Je ne sais comment j'ai rencontré à Strasbourg mon oncle Jean Hirsch. Grâce à lui - qui avait obtenu un bon de réquisition de je ne sais quel sous-préfet - j'ai pu loger deux nuits à l'hôtel avec lui en montant, chaque fois, mon précieux vélo dans la chambre : la première nuit dans un petit hôtel, rue du Marché ou Fossé des Tanneurs, la seconde à l'Hôtel de la Maison Rouge Place Kléber (Oncle Jean et moi .nous nous partagions le lit à savoir l'un le matelas, l'autre le sommier).

Je suis aussi allé voir l'appartement que nous occupions avant guerre au 4 Rue Silbermann. La maison était si heureuse de me voir revenir qu'elle était descendue m'attendre dans l'escalier (comprenez: elle était l'une des victimes des bombardements américains sur Strasbourg). Toute la partie principale de l'édifice était à terre. Ne restait qu'une colonne comprenant l'escalier de service, les chambres d'enfants, la cuisine et la moitié de la salle de bain (la baignoire à moitié dans le vide).

Je suis allé consulter les dossiers du séquestre allemand, détenus par le séquestre français, logé dans la maison Hirschfeld, Allée de la Robertsau. J'ai pris de nombreuses notes que je transmis de suite à mon père. Elles lui furent précieuses par la suite (notamment pour déterminer le vol et la vente, par le séquestre nazi, de la quasi-totalité de notre stock).

Je suis rentré à Colmar, en auto-stop évidemment et crois bien que c'est cette fois-ci que je fis deux rencontres : dans la première voiture, une Citroën conduite par Henri Schwab qui me dit, en alsacien, et à brûle pourpoint: «n'aie pas peur je dois encore de l'argent à ton père ».
II m'avait reconnu du fait de ma ressemblance avec mon père c'était un ancien client.

Dans la deuxième voiture, une petite Peugeot, avec des auxiliaires de la Croix Rouge.
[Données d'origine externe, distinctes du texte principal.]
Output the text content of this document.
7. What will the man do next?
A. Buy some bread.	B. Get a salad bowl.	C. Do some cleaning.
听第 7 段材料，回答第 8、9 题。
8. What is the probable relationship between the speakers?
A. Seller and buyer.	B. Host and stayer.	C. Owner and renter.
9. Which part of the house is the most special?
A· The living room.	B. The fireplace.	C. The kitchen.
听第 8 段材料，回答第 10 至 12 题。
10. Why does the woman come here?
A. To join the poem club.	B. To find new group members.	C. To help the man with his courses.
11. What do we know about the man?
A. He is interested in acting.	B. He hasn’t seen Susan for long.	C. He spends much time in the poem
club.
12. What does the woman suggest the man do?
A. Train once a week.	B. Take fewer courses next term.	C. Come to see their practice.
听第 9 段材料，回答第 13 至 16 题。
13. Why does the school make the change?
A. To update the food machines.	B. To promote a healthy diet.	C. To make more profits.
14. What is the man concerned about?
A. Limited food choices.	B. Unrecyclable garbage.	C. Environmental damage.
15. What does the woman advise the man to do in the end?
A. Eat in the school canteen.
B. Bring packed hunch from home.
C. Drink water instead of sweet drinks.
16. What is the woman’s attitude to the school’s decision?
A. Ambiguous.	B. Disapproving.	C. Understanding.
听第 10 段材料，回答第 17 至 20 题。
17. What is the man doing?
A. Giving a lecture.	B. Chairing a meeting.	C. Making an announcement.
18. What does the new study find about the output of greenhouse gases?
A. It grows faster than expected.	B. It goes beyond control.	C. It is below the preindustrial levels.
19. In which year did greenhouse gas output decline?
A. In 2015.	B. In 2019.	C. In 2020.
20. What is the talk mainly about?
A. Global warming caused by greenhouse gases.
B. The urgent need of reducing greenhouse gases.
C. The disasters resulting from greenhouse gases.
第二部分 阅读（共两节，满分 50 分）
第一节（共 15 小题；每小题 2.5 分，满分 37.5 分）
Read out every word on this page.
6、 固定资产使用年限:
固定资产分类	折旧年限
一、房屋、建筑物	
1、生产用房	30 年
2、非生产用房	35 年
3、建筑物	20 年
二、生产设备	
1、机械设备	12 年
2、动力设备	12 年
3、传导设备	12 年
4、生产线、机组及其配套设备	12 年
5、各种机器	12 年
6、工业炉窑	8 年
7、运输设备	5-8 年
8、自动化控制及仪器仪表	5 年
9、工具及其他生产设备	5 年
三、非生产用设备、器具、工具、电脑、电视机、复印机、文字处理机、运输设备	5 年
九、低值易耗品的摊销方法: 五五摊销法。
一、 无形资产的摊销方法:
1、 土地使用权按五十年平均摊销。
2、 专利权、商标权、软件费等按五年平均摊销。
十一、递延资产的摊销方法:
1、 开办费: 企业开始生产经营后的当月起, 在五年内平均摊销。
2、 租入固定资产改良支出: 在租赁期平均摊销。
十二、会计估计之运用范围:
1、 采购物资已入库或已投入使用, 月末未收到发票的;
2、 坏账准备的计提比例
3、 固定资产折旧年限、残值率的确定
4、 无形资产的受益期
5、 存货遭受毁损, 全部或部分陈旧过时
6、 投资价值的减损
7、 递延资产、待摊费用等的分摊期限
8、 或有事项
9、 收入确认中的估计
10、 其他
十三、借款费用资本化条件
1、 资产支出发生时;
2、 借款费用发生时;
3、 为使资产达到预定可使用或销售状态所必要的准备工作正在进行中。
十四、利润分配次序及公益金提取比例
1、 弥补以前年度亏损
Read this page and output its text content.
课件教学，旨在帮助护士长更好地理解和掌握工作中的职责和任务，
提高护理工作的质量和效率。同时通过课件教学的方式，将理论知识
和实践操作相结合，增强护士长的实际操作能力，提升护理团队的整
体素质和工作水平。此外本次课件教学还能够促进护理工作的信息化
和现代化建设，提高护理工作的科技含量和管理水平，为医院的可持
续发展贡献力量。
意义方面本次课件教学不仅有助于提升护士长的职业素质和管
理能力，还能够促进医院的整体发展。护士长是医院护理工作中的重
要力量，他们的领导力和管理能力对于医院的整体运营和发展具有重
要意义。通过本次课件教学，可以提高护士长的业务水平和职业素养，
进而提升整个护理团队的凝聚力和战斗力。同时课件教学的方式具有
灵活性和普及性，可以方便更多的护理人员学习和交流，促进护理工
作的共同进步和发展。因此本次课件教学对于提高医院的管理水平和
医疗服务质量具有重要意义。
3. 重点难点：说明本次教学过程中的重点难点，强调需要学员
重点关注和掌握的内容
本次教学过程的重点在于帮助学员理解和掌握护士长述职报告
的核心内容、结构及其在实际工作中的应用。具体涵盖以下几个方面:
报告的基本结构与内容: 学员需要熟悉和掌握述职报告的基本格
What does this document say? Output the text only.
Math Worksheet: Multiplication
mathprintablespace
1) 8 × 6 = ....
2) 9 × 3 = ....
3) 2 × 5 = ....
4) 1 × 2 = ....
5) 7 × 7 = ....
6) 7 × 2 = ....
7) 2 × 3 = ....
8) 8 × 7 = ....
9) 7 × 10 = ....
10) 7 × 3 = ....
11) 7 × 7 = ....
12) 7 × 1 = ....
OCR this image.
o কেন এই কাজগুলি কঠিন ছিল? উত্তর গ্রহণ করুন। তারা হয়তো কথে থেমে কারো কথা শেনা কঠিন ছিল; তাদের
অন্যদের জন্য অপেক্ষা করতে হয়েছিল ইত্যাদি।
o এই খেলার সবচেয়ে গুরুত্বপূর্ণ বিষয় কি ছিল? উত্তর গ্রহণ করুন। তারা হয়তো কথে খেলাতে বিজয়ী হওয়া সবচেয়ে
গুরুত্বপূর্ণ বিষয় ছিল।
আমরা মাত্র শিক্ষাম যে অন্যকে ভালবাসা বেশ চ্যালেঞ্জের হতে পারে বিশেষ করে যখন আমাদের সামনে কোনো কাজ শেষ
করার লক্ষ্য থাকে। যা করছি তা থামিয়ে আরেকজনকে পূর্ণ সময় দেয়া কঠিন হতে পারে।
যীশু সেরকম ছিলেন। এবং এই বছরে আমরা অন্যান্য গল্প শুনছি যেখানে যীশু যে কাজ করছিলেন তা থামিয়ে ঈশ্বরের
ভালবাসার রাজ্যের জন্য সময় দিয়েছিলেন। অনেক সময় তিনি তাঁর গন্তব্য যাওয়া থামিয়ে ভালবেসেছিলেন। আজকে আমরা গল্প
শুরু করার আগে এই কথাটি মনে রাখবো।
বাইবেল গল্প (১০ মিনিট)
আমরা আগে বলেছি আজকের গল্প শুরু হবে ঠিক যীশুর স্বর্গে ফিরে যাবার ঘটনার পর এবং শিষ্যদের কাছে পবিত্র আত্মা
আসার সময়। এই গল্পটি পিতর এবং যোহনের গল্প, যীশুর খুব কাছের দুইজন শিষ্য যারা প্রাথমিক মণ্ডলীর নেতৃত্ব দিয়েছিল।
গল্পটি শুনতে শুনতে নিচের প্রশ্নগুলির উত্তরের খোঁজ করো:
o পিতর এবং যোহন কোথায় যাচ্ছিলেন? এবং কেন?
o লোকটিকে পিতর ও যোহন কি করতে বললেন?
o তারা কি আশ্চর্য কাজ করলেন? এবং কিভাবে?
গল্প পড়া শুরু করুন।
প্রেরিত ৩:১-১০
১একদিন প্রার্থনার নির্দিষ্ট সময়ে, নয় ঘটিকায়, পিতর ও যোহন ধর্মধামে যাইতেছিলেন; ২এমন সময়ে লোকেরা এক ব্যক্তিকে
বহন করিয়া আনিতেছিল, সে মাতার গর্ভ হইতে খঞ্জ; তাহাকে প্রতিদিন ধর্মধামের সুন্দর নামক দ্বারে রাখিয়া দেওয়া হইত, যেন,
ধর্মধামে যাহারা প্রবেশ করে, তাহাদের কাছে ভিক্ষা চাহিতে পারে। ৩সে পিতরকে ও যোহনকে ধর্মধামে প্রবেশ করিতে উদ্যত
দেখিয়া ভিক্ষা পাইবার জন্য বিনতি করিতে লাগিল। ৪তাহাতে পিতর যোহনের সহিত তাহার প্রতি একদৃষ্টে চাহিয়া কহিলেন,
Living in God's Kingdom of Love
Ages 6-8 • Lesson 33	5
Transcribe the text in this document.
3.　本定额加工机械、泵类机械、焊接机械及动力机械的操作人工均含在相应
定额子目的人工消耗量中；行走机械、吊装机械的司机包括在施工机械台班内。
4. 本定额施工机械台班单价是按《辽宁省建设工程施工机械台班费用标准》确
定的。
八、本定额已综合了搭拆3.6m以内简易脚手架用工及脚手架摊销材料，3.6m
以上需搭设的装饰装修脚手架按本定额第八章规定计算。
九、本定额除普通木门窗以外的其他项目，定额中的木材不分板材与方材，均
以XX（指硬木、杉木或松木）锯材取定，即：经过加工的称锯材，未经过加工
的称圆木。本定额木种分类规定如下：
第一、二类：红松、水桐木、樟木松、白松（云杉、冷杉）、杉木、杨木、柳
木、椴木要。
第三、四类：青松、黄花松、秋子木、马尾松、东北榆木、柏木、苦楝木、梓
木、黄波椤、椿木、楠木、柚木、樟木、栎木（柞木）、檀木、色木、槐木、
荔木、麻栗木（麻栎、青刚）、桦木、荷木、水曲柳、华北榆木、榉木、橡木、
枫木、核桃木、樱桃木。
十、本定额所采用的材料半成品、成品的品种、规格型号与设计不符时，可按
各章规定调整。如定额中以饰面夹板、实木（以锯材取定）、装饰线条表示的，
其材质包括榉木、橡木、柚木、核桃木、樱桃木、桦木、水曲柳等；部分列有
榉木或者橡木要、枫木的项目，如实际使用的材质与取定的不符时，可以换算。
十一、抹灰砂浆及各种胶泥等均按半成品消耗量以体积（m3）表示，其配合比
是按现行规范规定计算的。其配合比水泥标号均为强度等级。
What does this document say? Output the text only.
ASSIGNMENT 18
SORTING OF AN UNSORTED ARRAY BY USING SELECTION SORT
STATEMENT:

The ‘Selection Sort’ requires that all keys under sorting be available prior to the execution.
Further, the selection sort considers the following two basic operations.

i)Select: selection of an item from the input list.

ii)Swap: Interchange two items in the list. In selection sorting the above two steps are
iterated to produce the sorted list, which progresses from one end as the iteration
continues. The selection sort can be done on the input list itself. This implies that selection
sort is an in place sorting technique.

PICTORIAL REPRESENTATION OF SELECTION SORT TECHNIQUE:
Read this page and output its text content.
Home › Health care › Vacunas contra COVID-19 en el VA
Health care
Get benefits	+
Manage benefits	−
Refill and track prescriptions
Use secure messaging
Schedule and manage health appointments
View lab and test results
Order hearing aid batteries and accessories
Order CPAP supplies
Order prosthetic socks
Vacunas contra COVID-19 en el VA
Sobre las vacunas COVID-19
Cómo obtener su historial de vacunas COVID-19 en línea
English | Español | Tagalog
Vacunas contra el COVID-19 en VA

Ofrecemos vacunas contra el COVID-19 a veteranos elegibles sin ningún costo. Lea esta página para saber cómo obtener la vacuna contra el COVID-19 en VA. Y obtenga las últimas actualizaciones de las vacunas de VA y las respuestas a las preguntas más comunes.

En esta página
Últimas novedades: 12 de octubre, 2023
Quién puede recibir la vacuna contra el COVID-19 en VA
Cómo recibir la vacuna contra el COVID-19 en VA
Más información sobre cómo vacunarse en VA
Apprenant que je revenais de Strasbourg, l'une d'elles me questionna, me demanda même l'adresse de la maison (j'avais indiqué que j'avais trouvé notre demeure détruite par le bombardement). Et me dit alors « vous êtes le fils Meyer ou le fils Bloch ». Quelle surprise ! Et elle me précisa, alors, qu'elle occupait avant guerre, une chambre d'étudiante chez le locataire du rez-de-chaussée. Les Bloch habitaient au second et nous, au 3ème étage.